Where do you write? Is there something you need in order to write (music, drinks?)
I have an office in my remodeled garage, but we got a new garage door with two rows of windows, and I open it often to be more in touch with outdoors. I must have steady, muted noise in the background (strange, I know), whether it’s news, radio podcasts, or music. This gets my mind working. Once I get to concentrating, I can sometimes work in silence. And I need some caffeine: coffee in the a.m., diet sodas or tea later on. I’m getting where I can’t handle so much caffeine anymore, so I do decaf a lot.
I often make playlists that I use to inspire me for different kinds of scenes, especially for action and for scary or romantic events. Nirvana Unplugged is great for scary, mystical scenes. And all the love songs.

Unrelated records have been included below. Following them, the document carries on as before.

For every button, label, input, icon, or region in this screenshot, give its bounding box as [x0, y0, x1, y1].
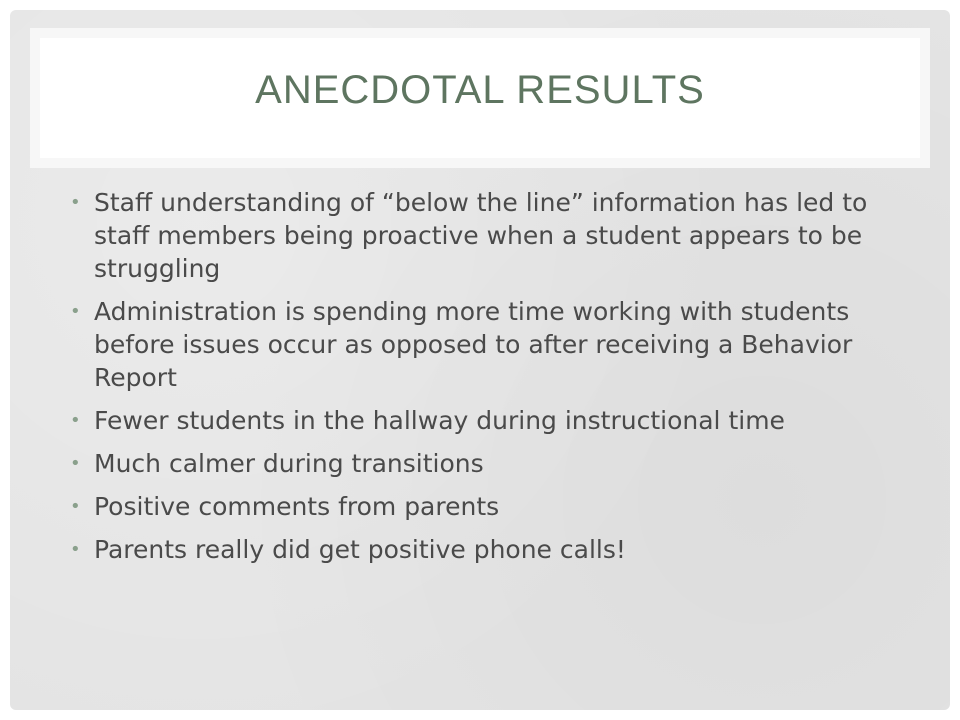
bullet-icon: • — [70, 496, 81, 517]
bullet-icon: • — [70, 192, 81, 213]
bullet-icon: • — [70, 453, 81, 474]
bullet-text: Administration is spending more time working with students before issues occur as opposed to after receiving a Behavior Report — [94, 297, 853, 392]
bullet-list — [68, 186, 908, 566]
bullet-item — [68, 447, 908, 480]
bullet-text: Fewer students in the hallway during instructional time — [94, 406, 785, 435]
bullet-item — [68, 186, 908, 285]
bullet-item — [68, 533, 908, 566]
bullet-item — [68, 295, 908, 394]
bullet-item — [68, 404, 908, 437]
bullet-text: Much calmer during transitions — [94, 449, 484, 478]
content-area — [68, 186, 908, 576]
bullet-text: Staff understanding of “below the line” information has led to staff members being proactive when a student appears to be struggling — [94, 188, 868, 283]
slide — [10, 10, 950, 710]
title-frame — [30, 28, 930, 168]
bullet-icon: • — [70, 301, 81, 322]
title-panel — [40, 38, 920, 158]
bullet-text: Parents really did get positive phone calls! — [94, 535, 626, 564]
bullet-text: Positive comments from parents — [94, 492, 500, 521]
slide-title: ANECDOTAL RESULTS — [255, 68, 705, 112]
bullet-icon: • — [70, 539, 81, 560]
bullet-icon: • — [70, 410, 81, 431]
bullet-item — [68, 490, 908, 523]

How do you get your ideas for writing?
Stephen King says that writers don’t know where our ideas come from, and I like that. Sometimes I don’t know either. But many of my ideas spring from a mish-mash of my life and my viewing or reading experiences that come together in odd combinations when I’m in a creative frame of mind. My first novel actually started with a prescient dream I had, and IF DARKNESS TAKES US arose out of my concern for the state of the environment and our ability to continue to survive on our one and only planet.
What do you like to read?
I love literary voices of all kinds and great characters. A sense of humor and/or hope is good, some love and ardent conviction in the mix, surprising twists. I’ve read a ton of classics, though I have many more to go. And I read all of John LeCarre, John D. McDonald, Dean Koontz, lots of Joyce Carol Oates & Anne Tyler. The Goldfinch was fantastic and unique. I sample all the genres.
Other great stories I’ve read recently: The Love Letters of Abelard and Lily, by Laura Creedle; The Assassin Fall series by Aden Polydoros; Lying for a Living by Steve McCondichie; The Shadow Keepers and The Unadjusteds by Marisa Noelle; The Art of Falling in Love by Haleigh Wegner, so many apocalypses I can’t possibly name them (I binge-watch apocalypses, too); and several good books that aren’t out yet, written by friends.

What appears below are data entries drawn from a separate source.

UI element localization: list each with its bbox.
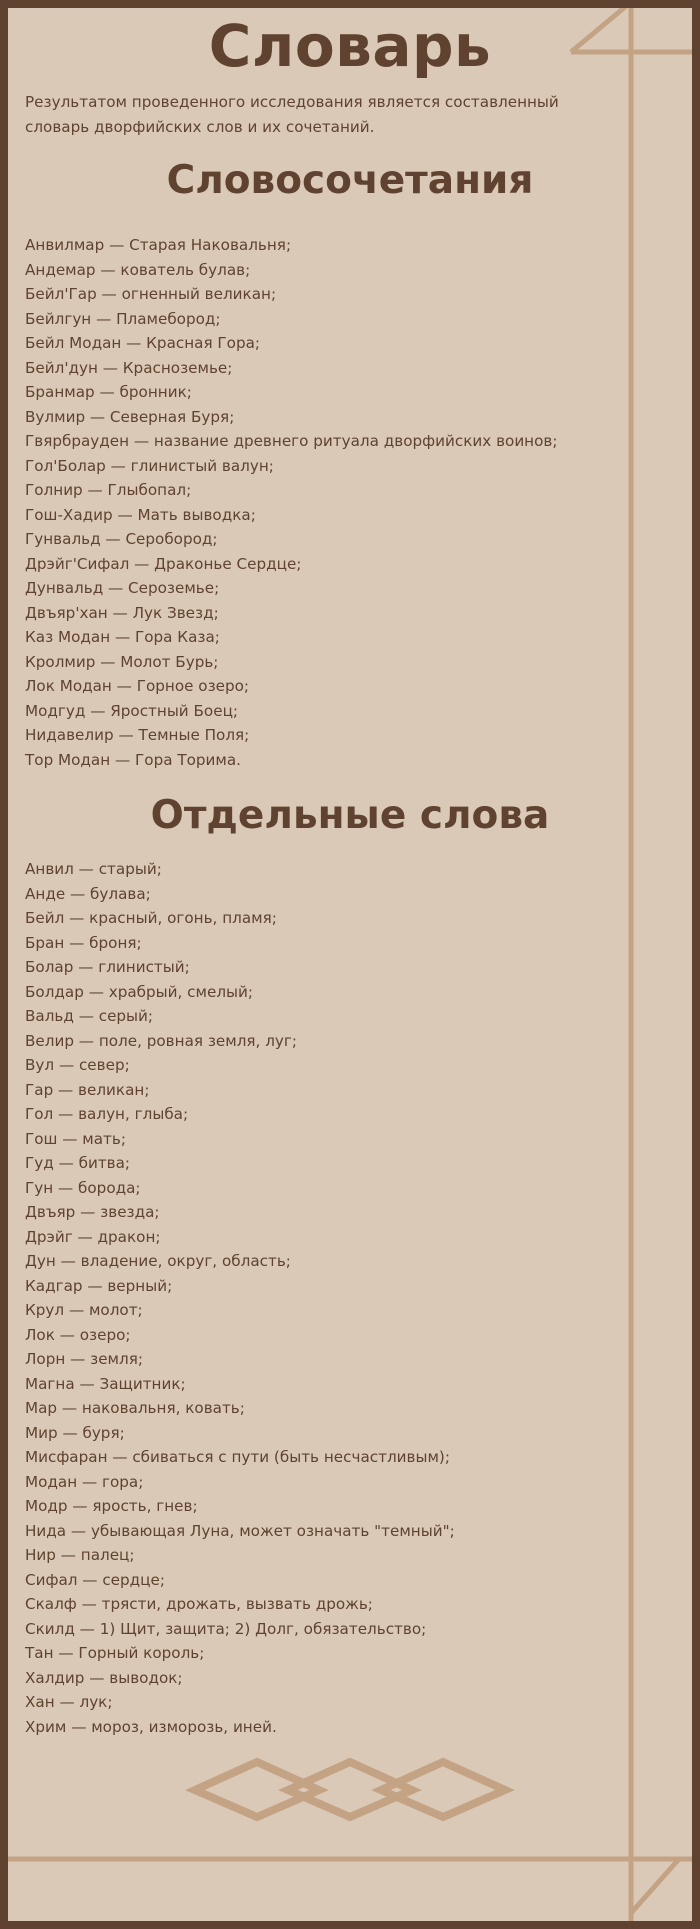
list-item: Кадгар — верный; bbox=[25, 1276, 173, 1295]
list-item: Нидавелир — Темные Поля; bbox=[25, 726, 250, 744]
list-item: Вул — север; bbox=[25, 1056, 130, 1074]
list-item: Крул — молот; bbox=[25, 1301, 143, 1319]
list-item: Гол'Болар — глинистый валун; bbox=[25, 456, 274, 475]
list-item: Мир — буря; bbox=[25, 1423, 125, 1442]
list-item: Нир — палец; bbox=[25, 1546, 135, 1564]
list-item: Бран — броня; bbox=[25, 933, 142, 952]
list-item: Дрэйг'Сифал — Драконье Сердце; bbox=[25, 554, 302, 573]
list-item: Гуд — битва; bbox=[25, 1154, 131, 1172]
list-item: Гош — мать; bbox=[25, 1129, 126, 1148]
list-item: Скилд — 1) Щит, защита; 2) Долг, обязательство; bbox=[25, 1619, 427, 1638]
list-item: Бейл — красный, огонь, пламя; bbox=[25, 909, 277, 927]
corner-triangle-ornament-bottom bbox=[8, 1859, 692, 1913]
list-item: Вулмир — Северная Буря; bbox=[25, 407, 235, 426]
list-item: Гвярбрауден — название древнего ритуала дворфийских воинов; bbox=[25, 432, 558, 450]
list-item: Халдир — выводок; bbox=[25, 1668, 183, 1687]
list-item: Лок Модан — Горное озеро; bbox=[25, 677, 250, 695]
list-item: Двъяр'хан — Лук Звезд; bbox=[25, 603, 219, 622]
list-item: Каз Модан — Гора Каза; bbox=[25, 628, 220, 646]
words-heading: Отдельные слова bbox=[150, 793, 550, 838]
list-item: Тор Модан — Гора Торима. bbox=[25, 750, 242, 769]
list-item: Хрим — мороз, изморозь, иней. bbox=[25, 1717, 277, 1736]
list-item: Хан — лук; bbox=[25, 1693, 113, 1711]
list-item: Тан — Горный король; bbox=[25, 1644, 205, 1662]
list-item: Бейл Модан — Красная Гора; bbox=[25, 334, 261, 352]
page-frame bbox=[8, 8, 692, 1921]
list-item: Лорн — земля; bbox=[25, 1350, 143, 1368]
intro-text: Результатом проведенного исследования является составленный словарь дворфийских слов и их сочетаний. bbox=[25, 93, 559, 136]
list-item: Бейлгун — Пламеборо​д; bbox=[25, 309, 221, 328]
list-item: Лок — озеро; bbox=[25, 1325, 131, 1344]
list-item: Бейл'Гар — огненный великан; bbox=[25, 285, 277, 303]
list-item: Дун — владение, округ, область; bbox=[25, 1252, 291, 1270]
list-item: Анвилмар — Старая Наковальня; bbox=[25, 236, 292, 254]
phrases-list bbox=[25, 233, 557, 772]
list-item: Велир — поле, ровная земля, луг; bbox=[25, 1031, 298, 1050]
words-list bbox=[25, 857, 455, 1739]
list-item: Бранмар — бронник; bbox=[25, 383, 192, 401]
list-item: Гош-Хадир — Мать выводка; bbox=[25, 505, 256, 524]
list-item: Бейл'дун — Красноземье; bbox=[25, 358, 233, 377]
list-item: Сифал — сердце; bbox=[25, 1570, 165, 1589]
list-item: Вальд — серый; bbox=[25, 1007, 154, 1025]
list-item: Анде — булава; bbox=[25, 884, 151, 903]
list-item: Анвил — старый; bbox=[25, 860, 162, 878]
list-item: Двъяр — звезда; bbox=[25, 1203, 160, 1221]
list-item: Голнир — Глыбопал; bbox=[25, 481, 192, 499]
list-item: Кролмир — Молот Бурь; bbox=[25, 652, 219, 671]
list-item: Гар — великан; bbox=[25, 1080, 150, 1099]
list-item: Нида — убывающая Луна, может означать "темный"; bbox=[25, 1521, 455, 1540]
list-item: Магна — Защитник; bbox=[25, 1374, 186, 1393]
corner-triangle-ornament-top bbox=[571, 8, 692, 1921]
list-item: Дунвальд — Сероземье; bbox=[25, 579, 220, 597]
list-item: Гунвальд — Сероборо​д; bbox=[25, 530, 218, 548]
diamond-chain-ornament bbox=[195, 1762, 505, 1817]
list-item: Скалф — трясти, дрожать, вызвать дрожь; bbox=[25, 1595, 373, 1613]
phrases-heading: Словосочетания bbox=[166, 158, 534, 203]
list-item: Гун — борода; bbox=[25, 1178, 141, 1197]
list-item: Модгуд — Яростный Боец; bbox=[25, 701, 239, 720]
list-item: Мар — наковальня, ковать; bbox=[25, 1399, 245, 1417]
list-item: Мисфаран — сбиваться с пути (быть несчастливым); bbox=[25, 1448, 450, 1466]
list-item: Болдар — храбрый, смелый; bbox=[25, 982, 254, 1001]
list-item: Гол — валун, глыба; bbox=[25, 1105, 189, 1123]
list-item: Дрэйг — дракон; bbox=[25, 1227, 161, 1246]
list-item: Болар — глинистый; bbox=[25, 958, 190, 976]
list-item: Модр — ярость, гнев; bbox=[25, 1497, 198, 1515]
page-title: Словарь bbox=[208, 12, 492, 80]
list-item: Модан — гора; bbox=[25, 1472, 144, 1491]
list-item: Андемар — кователь булав; bbox=[25, 260, 251, 279]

What would your advice to be for authors or aspiring in regards to writing?
Writing is rewriting. Edit your books dozens of times and keep tweaking until you have it right. There is no drama in a story if you don’t get your characters right, so make them shine, make their actions make sense, and show us the reasons why they do what they do. If something doesn’t feel right to you, think about it then change it. Read great books constantly to keep good rhythm and flow in your head. Get lots of feedback from people you trust to be both honest and kind. Don’t be married to any particular words. Almost everything can be described dozens of different ways. Focus most of your attention on story and characters. Writing is a lifelong commitment. Give yourself time, take care of yourself, and NEVER, EVER give up.
It’s taken me nineteen years to get published by a real publisher, and it was worth every minute of struggle. Be unfailingly kind to everyone who helps you along the way. I’m a big believer in karma.
Anything else you’d like to share?
Yes, thank you. IF DARKNESS TAKES US is out this week, tomorrow as I’m writing this. I do hope your readers will give it a try. It’s got lots of good reviews on Amazon and Goodreads, and people keep telling me that, once they start the book, they can’t put it down. It’s not your normal apocalyptic story by any means. It’s a study on family resilience in hard times, featuring a strong grandmother and feisty children, and it’s pretty darned realistic as well. I also have a sequel in progress.
I really appreciate you, Denise, for giving me this opportunity. Thanks to your readers as well.